The return journey is uneventful, although O’Brien is in pretty bad shape. Only when they enter Earth’s gravitational field do they realize that they are out of fuel and will crash land, killing them all! This plot twist was really hard for a kid to accept! Did they all have to die? Couldn’t at least Massen and Bridges make it back OK? Did the script writers intend this ending to send a message? I’m not sure, but if they did, maybe the message for a ten-year-old was that things don’t always work out as we hope they will, that bad things can happen to good people, that endings aren’t always happy.

The final scenes of the film involve Dr.

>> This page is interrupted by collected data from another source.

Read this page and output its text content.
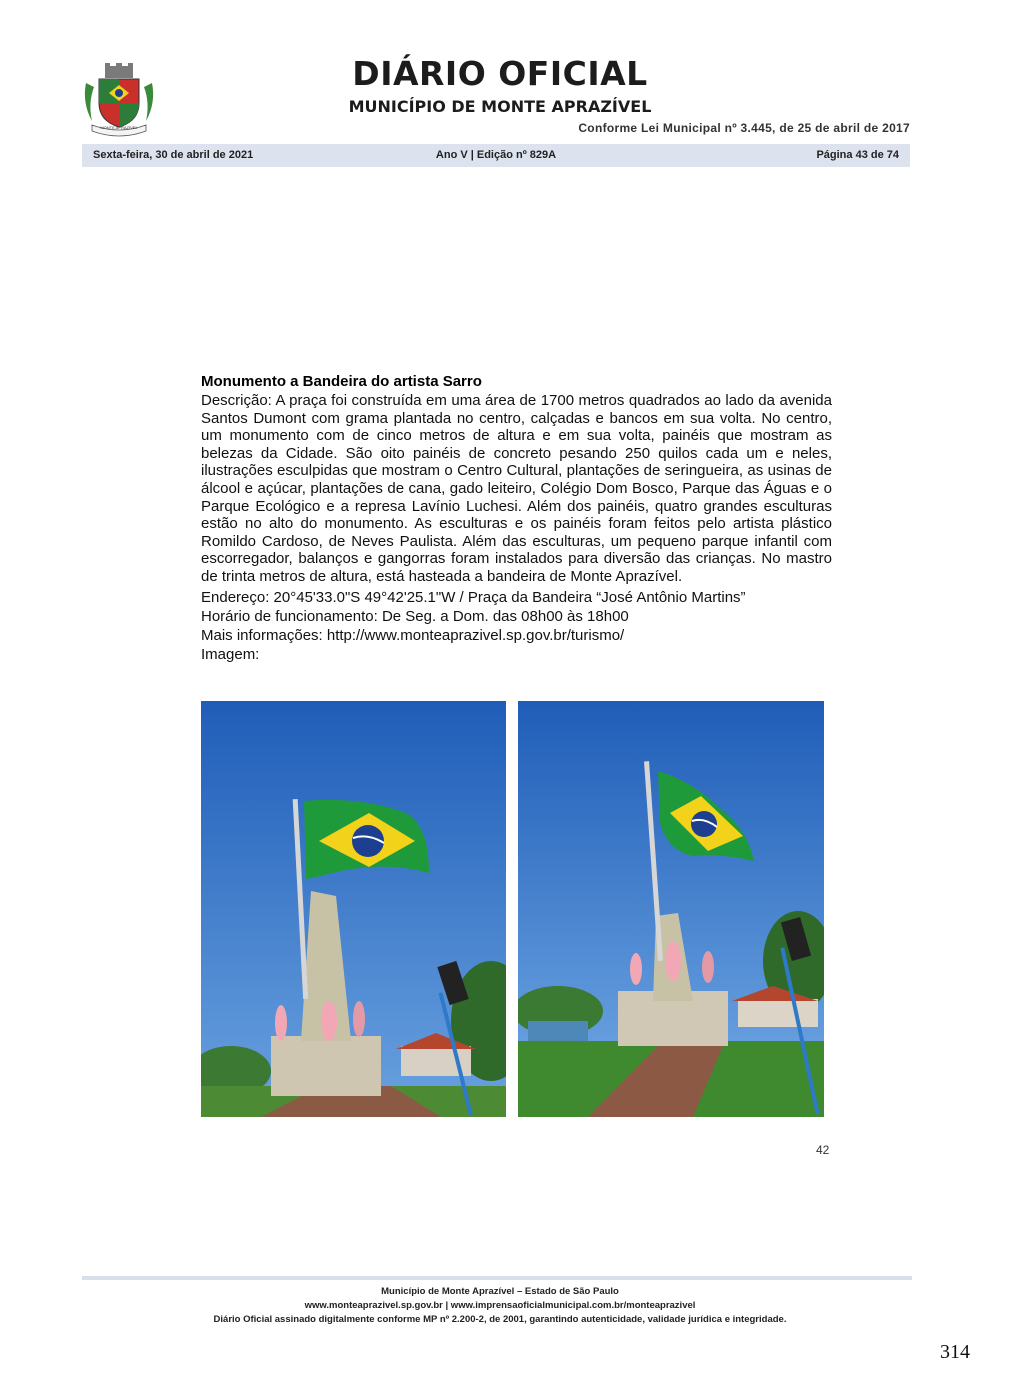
MONTE APRAZÍVEL
DIÁRIO OFICIAL
MUNICÍPIO DE MONTE APRAZÍVEL
Conforme Lei Municipal nº 3.445, de 25 de abril de 2017
Sexta-feira, 30 de abril de 2021	Ano V | Edição nº 829A	Página 43 de 74

Monumento a Bandeira do artista Sarro

Descrição: A praça foi construída em uma área de 1700 metros quadrados ao lado da avenida Santos Dumont com grama plantada no centro, calçadas e bancos em sua volta. No centro, um monumento com de cinco metros de altura e em sua volta, painéis que mostram as belezas da Cidade. São oito painéis de concreto pesando 250 quilos cada um e neles, ilustrações esculpidas que mostram o Centro Cultural, plantações de seringueira, as usinas de álcool e açúcar, plantações de cana, gado leiteiro, Colégio Dom Bosco, Parque das Águas e o Parque Ecológico e a represa Lavínio Luchesi. Além dos painéis, quatro grandes esculturas estão no alto do monumento. As esculturas e os painéis foram feitos pelo artista plástico Romildo Cardoso, de Neves Paulista. Além das esculturas, um pequeno parque infantil com escorregador, balanços e gangorras foram instalados para diversão das crianças. No mastro de trinta metros de altura, está hasteada a bandeira de Monte Aprazível.

Endereço: 20°45'33.0"S 49°42'25.1"W / Praça da Bandeira “José Antônio Martins”

Horário de funcionamento: De Seg. a Dom. das 08h00 às 18h00

Mais informações: http://www.monteaprazivel.sp.gov.br/turismo/

Imagem:

42
Município de Monte Aprazível – Estado de São Paulo
www.monteaprazivel.sp.gov.br | www.imprensaoficialmunicipal.com.br/monteaprazivel
Diário Oficial assinado digitalmente conforme MP nº 2.200-2, de 2001, garantindo autenticidade, validade jurídica e integridade.
314
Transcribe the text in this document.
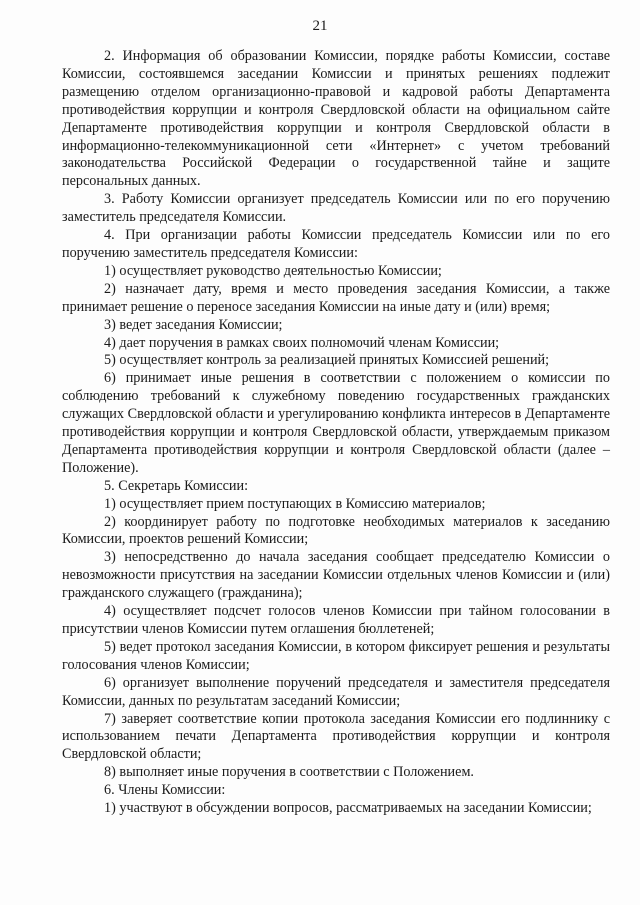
21

2. Информация об образовании Комиссии, порядке работы Комиссии, составе Комиссии, состоявшемся заседании Комиссии и принятых решениях подлежит размещению отделом организационно-правовой и кадровой работы Департамента противодействия коррупции и контроля Свердловской области на официальном сайте Департаменте противодействия коррупции и контроля Свердловской области в информационно-телекоммуникационной сети «Интернет» с учетом требований законодательства Российской Федерации о государственной тайне и защите персональных данных.

3. Работу Комиссии организует председатель Комиссии или по его поручению заместитель председателя Комиссии.

4. При организации работы Комиссии председатель Комиссии или по его поручению заместитель председателя Комиссии:

1) осуществляет руководство деятельностью Комиссии;

2) назначает дату, время и место проведения заседания Комиссии, а также принимает решение о переносе заседания Комиссии на иные дату и (или) время;

3) ведет заседания Комиссии;

4) дает поручения в рамках своих полномочий членам Комиссии;

5) осуществляет контроль за реализацией принятых Комиссией решений;

6) принимает иные решения в соответствии с положением о комиссии по соблюдению требований к служебному поведению государственных гражданских служащих Свердловской области и урегулированию конфликта интересов в Департаменте противодействия коррупции и контроля Свердловской области, утверждаемым приказом Департамента противодействия коррупции и контроля Свердловской области (далее – Положение).

5. Секретарь Комиссии:

1) осуществляет прием поступающих в Комиссию материалов;

2) координирует работу по подготовке необходимых материалов к заседанию Комиссии, проектов решений Комиссии;

3) непосредственно до начала заседания сообщает председателю Комиссии о невозможности присутствия на заседании Комиссии отдельных членов Комиссии и (или) гражданского служащего (гражданина);

4) осуществляет подсчет голосов членов Комиссии при тайном голосовании в присутствии членов Комиссии путем оглашения бюллетеней;

5) ведет протокол заседания Комиссии, в котором фиксирует решения и результаты голосования членов Комиссии;

6) организует выполнение поручений председателя и заместителя председателя Комиссии, данных по результатам заседаний Комиссии;

7) заверяет соответствие копии протокола заседания Комиссии его подлиннику с использованием печати Департамента противодействия коррупции и контроля Свердловской области;

8) выполняет иные поручения в соответствии с Положением.

6. Члены Комиссии:

1) участвуют в обсуждении вопросов, рассматриваемых на заседании Комиссии;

Ralph Fleming, the ground coordinator and overall boss of the project. Fleming is played by B-movie superstar character actor Morris Ankrum. We see Dr. Fleming, surrounded by reporters, anxiously awaiting word of the fate of RX-M and her crew. The phone rings and Dr. Fleming answers. The camera moves in for an extreme closeup of Ankrum’s face as he hears the message; his expression registers hope, then incredulity and astonishment, and finally anguish, grief, and maybe despair. But he recovers sufficiently to announce to the assembled newsmen: Tomorrow we begin construction of RX-M 2!  Maybe not as great an ending line as Keep watching the skies (from Howard Hawks' The Thing from Another World)but not bad, either.

Discussion

Director Kurt Neumann (1908-1958) was born in Bavaria. He helmed his first film in 1931 and his last in the year of his death. With around 60 features to his credit, Neumann was strictly a B-level director. He made westerns, comedies, mysteries, and just about every other type of genre film imaginable. In addition to Rocketship X-M, his science-fiction credits include Kronos (1957) and The Fly (1958).

Despite his Germanic name, cinematographer Karl Struss (1886-1981) was born in New York City, New York. His first screen credit was in 1920 (Something To Think About, directed by Cecil B. DeMille).  He was a top cameraman during the silent era, lensing such classics as Ben-Hur (1925), Sparrows (1926), and culminating with F.W. Murnau's Sunrise: A Song of Two Humans (1927), for which he shared the first Academy Award given for Best Cinematography with Charles Rosher. Struss continued to be in demand during the 1930s, photographing many A-level pictures. After photographing Charlie Chaplin's The Great Dictator (1940), Struss’ career seemed to decline; by 1950 he was making only B-level movies like Rocketship X-M. He also did some television work.  The cause of his downward career trajectory is unclear.

Recognition should be given to composer Ferde Grofé (best known for the Grand Canyon Suite), whose work on Rocketship X-M is exemplary.  His use of the eerie sounds of the electronic theramin adds to the general disquietude of the Martian scenes.